Alles in allem – ein höchst lesenswertes Buch.

Cum grano salis – dass der Verlag sich entschieden hat, die zahlreichen Abbildungen ausschließlich in weitgehend gräulichem Schwarz-Weiß zu präsentieren, nimmt dem Band einiges von seinem Charme. Nicht zuletzt angesichts des Preises.

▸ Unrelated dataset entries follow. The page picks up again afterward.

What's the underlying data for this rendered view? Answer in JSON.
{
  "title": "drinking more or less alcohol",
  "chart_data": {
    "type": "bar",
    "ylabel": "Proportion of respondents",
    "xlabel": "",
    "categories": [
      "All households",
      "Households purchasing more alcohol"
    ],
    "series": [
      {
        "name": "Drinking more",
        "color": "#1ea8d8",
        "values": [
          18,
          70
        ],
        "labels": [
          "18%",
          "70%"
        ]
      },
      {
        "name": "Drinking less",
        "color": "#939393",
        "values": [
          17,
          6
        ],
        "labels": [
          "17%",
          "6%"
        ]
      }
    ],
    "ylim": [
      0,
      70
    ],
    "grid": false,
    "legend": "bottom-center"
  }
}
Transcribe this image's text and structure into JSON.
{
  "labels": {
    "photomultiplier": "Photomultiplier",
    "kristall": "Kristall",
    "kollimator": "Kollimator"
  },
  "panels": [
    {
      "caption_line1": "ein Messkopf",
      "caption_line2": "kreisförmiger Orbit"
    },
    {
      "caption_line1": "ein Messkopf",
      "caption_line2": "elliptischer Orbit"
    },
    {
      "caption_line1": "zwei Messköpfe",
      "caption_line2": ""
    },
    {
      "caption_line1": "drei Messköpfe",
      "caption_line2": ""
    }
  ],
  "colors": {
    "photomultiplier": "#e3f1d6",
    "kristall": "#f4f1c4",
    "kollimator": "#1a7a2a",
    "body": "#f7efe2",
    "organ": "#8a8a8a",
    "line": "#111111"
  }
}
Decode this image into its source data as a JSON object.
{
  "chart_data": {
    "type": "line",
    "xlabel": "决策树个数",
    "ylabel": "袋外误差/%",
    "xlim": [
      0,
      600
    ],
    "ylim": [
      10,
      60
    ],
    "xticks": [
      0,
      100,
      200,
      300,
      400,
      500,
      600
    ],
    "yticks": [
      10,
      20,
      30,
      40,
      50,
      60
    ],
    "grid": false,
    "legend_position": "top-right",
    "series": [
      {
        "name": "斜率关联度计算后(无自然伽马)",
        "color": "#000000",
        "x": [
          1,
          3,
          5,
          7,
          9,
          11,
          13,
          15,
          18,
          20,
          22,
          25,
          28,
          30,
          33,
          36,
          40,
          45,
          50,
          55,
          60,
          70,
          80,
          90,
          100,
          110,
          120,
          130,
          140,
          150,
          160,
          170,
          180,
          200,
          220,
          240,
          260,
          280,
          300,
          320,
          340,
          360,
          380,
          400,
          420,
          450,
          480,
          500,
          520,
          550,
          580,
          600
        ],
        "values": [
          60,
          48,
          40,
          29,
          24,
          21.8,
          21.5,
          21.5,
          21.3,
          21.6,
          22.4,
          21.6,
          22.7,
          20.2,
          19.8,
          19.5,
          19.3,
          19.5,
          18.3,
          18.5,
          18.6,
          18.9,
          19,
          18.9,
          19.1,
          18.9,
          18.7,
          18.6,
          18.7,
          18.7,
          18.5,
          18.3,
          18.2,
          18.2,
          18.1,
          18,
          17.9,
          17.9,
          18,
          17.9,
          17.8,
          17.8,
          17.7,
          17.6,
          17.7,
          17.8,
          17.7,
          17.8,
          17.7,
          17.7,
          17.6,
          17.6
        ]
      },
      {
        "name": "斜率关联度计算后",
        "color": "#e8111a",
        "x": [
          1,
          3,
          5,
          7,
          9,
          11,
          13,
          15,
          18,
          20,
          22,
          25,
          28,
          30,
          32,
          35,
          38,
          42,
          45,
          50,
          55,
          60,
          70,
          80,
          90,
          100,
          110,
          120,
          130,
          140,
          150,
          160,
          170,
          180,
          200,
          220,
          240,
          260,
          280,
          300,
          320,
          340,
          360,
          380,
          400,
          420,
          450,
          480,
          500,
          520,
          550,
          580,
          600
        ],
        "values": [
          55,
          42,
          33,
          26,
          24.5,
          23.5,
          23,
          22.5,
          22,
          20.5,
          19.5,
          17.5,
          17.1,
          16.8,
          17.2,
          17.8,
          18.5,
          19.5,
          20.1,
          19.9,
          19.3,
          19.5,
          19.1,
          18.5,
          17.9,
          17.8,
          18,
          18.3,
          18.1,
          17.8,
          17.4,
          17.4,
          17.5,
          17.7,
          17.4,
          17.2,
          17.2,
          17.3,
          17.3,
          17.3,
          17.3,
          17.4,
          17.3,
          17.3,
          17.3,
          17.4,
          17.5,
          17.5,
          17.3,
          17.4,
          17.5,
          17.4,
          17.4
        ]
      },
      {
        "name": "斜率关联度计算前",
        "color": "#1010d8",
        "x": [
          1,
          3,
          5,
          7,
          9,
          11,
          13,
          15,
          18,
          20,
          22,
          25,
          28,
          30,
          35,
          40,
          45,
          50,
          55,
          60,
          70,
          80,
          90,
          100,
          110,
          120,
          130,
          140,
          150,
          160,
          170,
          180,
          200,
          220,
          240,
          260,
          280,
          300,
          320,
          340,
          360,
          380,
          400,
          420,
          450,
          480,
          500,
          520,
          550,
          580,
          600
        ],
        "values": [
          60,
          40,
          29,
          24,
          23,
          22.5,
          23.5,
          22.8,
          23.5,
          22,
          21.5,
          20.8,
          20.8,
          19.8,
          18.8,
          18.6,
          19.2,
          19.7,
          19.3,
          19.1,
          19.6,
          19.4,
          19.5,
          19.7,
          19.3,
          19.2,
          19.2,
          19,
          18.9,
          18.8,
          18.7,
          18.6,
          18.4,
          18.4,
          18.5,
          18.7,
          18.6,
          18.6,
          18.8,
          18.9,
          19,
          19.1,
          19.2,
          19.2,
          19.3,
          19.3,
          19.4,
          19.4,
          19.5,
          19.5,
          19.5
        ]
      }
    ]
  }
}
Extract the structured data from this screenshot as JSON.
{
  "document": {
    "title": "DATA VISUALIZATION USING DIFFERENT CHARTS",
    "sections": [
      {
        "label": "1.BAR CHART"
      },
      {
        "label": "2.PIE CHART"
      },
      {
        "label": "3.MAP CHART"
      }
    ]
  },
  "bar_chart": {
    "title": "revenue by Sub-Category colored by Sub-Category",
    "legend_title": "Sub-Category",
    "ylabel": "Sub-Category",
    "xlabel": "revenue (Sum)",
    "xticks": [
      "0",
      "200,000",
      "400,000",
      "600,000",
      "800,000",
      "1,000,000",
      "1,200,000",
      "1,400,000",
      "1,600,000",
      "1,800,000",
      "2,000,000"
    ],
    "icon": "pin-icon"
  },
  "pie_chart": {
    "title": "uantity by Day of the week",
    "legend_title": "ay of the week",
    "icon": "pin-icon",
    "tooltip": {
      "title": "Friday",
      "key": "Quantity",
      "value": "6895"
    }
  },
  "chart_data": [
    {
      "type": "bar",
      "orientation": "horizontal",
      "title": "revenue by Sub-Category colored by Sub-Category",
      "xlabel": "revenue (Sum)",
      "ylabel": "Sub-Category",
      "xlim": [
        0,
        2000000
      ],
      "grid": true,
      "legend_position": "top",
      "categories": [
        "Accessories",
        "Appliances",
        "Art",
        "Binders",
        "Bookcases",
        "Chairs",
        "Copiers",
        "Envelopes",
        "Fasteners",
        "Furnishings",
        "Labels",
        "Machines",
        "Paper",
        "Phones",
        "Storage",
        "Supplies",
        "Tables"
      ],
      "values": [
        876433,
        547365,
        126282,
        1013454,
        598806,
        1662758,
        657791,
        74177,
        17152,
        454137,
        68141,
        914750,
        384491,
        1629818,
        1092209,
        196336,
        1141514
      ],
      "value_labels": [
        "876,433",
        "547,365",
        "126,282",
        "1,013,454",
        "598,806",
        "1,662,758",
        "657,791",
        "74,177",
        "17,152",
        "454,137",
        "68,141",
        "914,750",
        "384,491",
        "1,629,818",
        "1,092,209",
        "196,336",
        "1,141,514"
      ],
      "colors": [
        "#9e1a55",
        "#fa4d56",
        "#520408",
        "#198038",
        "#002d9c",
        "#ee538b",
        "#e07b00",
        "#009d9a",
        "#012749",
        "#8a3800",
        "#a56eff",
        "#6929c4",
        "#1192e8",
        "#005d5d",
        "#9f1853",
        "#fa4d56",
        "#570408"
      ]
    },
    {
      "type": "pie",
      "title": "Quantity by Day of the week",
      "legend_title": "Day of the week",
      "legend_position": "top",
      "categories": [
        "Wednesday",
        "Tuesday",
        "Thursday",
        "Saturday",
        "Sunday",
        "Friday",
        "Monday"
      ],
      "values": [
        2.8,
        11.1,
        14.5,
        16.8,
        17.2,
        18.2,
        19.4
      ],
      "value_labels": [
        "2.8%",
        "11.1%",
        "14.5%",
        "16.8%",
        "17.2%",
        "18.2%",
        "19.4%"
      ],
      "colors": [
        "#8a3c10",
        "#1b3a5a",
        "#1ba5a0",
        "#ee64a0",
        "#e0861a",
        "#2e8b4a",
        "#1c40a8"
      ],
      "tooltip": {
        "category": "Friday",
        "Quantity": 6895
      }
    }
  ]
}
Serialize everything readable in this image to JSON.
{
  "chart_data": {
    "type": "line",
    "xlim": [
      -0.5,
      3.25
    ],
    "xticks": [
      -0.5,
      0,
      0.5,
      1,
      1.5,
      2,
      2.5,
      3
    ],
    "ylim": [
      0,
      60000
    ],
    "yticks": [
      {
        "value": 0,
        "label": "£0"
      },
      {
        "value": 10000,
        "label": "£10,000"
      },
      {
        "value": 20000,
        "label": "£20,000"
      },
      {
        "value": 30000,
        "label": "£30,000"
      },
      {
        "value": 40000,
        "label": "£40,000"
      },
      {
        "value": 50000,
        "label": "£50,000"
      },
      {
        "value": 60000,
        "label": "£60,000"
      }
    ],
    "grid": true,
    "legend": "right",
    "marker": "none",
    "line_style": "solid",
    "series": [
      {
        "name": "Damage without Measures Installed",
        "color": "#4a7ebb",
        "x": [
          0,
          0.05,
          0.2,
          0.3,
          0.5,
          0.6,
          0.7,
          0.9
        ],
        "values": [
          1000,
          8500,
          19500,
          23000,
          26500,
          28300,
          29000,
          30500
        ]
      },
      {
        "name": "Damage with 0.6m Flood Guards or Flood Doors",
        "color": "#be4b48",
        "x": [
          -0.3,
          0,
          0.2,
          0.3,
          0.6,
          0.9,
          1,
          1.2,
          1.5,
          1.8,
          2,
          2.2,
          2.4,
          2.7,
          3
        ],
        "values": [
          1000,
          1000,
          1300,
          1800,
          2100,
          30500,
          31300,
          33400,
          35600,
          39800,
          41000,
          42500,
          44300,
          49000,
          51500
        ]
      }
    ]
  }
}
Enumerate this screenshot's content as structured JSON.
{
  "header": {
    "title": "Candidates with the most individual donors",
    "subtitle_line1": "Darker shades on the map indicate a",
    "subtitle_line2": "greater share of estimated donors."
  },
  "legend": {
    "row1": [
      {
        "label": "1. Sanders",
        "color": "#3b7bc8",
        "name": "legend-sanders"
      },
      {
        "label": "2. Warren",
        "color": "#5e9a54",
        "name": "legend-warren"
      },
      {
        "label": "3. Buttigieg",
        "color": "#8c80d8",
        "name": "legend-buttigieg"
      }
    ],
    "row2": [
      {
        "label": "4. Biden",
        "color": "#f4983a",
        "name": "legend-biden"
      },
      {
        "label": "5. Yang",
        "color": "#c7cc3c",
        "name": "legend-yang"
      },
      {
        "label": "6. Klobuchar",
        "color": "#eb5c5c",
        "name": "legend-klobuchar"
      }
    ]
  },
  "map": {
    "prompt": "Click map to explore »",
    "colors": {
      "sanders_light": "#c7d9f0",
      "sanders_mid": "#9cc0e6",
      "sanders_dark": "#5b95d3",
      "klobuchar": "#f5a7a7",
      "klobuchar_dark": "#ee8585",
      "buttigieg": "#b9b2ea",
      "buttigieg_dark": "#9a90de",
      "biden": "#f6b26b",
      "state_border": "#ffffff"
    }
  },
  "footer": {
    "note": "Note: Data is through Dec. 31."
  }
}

PS: Mit dem Sterben Louis’ XIV. – das kein plötzliches war, sondern sich über Wochen hinzog – sehr viel eingehender als Johannes Willms beschäftigt hat sich Jahrzehnte früher Karl Zuchardt. Seine brillante Novelle „1715. Ludwig von Frankreich“ findet sich in dem Sammelband „Die Stunde der Wahrheit. Abschied und Ende“, der überdies ebenso psychologisch überzeugende Erzählungen zum Ableben Heinrichs VIII. (England), Philipps II. (Spanien) und Friedrichs des Großen (Preußen) enthält. Das Buch war in der DDR ein Bestseller mit zehn Auflagen allein beim Mitteldeutschen Verlag in Halle an der Saale. Und keiner einzigen Auflage mehr nach 1990. Doch antiquarisch zu haben ist es nach wie vor.

Johannes Willms: Louis XIV. Der Sonnenkönig und seine Zeit, C.H. Beck, München 2023, 532 Seiten, 36,00 Euro.